Ainda em relação a esta época de ouro convém dizer uma ou duas coisas. A primeira prende-se com o papel da ANS nestes últimos cinco anos que foi inexistente no apoio à Alfarroba e no último ano de total incapacidade em fazer prevalecer o seu “Rule Book” junto dos seus associados. Depois o tal “esforço continuo” que não deu espaço ao circuito para crescer de uma forma estruturada apesar de nos últimos dois anos a Alfarroba ter solicitado um abrandamento das exigências do ponto de vista de premiação monetária e remunerações de staff técnico. Infelizmente o nível de exigência levou a uma ruptura financeira da Alfarroba que, ao contrário de outros no passado, assumiu os seus compromissos até ao fim. Assim penso que a conclusão do trabalho da direcção da ANS não deveria ser tão boa como aquela que deixas transparecer no teu artigo.
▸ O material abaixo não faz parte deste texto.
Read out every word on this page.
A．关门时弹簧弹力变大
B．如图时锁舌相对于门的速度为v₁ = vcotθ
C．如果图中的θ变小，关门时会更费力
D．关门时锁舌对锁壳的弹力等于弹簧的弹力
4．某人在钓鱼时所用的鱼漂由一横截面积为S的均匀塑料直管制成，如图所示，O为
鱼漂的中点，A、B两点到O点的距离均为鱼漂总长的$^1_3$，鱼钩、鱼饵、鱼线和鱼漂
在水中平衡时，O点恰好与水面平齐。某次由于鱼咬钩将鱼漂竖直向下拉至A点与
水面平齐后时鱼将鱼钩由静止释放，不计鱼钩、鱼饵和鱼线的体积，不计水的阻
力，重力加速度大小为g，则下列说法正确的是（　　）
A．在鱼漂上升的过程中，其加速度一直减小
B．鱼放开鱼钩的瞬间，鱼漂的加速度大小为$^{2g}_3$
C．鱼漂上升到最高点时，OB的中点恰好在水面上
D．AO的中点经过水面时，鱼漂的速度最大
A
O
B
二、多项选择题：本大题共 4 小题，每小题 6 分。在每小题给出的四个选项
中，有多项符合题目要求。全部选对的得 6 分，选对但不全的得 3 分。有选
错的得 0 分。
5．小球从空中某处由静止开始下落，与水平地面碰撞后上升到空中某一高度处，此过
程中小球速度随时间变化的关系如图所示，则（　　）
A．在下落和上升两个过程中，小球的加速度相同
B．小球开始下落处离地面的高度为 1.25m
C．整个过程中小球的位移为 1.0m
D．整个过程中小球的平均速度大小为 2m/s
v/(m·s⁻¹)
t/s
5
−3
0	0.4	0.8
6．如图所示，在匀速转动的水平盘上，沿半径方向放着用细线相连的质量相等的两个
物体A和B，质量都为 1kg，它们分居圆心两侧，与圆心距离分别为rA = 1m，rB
Por fim gostava apenas de deixar uma palavra em relação ao futuro. Fizeram um concurso mau em Setembro porque em vez olharem para a realidade tal como ela é, decidiram tentar avançar por caminhos que desconhecem de todo. Por muito que queiramos ou consideremos que o surf é muito valioso na crua e nua realidade dos negócios ele tem um valor acima do qual não se vai, de uma forma mais simples, é como vender um carro de um milhão de euros a quem só tem cem mil. Nunca chegará lá. Essa foi a mensagem que tentei insistentemente explicar-vos. Dito isto e olhando para o concurso que lançaram em Setembro o resultado era óbvio. Falei com alguns promotores interessados em candidatar-se ao Open e dei-lhes apenas um conselho: “Façam um orçamento”. Devem tê-lo feito pois não houve candidaturas. O segundo concurso veio mostrar o oposto.Todos os encargos baixaram brutalmente, sugerindo que existia uma época de saldos para o circuito Open, juntaram de novo o surf feminino ao Open, e abriram as portas a candidaturas individuais, com base num modelo ASP, com o detalhe que ofereceram a uma produtora os direitos de imagem dos eventos,e a um portal condições preferênciais sem sequer haver lugar a uma consulta do mercado. Não é bem este o modelo da ASP!
Ainda e ao contrário do que afirmas não foi o modelo de exclusividade que actuou contra os surfistas mas a exigência que a ANS impôs a esse modelo de exclusividade que deu cabo de um circuito que poderia em condições financeiramente interessantes e estruturantes durar vinte anos ou mais.


Gostava de deixar-te uma pergunta: em 2003 quando começamos o prize money era de 27.000 euros. Em 2008 com sorte será de 40.000 se conseguires ter oito etapas com 5.000 euros de premiação monetária que colocaste a concurso. Não teria tido mais lógica chegares a 2008 com os mesmos 40.000 euros garantidos e uma organização estruturada e com enorme visibilidade em vez de estares ainda em Fevereiro à procura de um circuito que irá inexoravelmente acabar por ser um conjunto de provas soltas, perdendo assim toda a dinâmica que foi criada na tua época de ouro?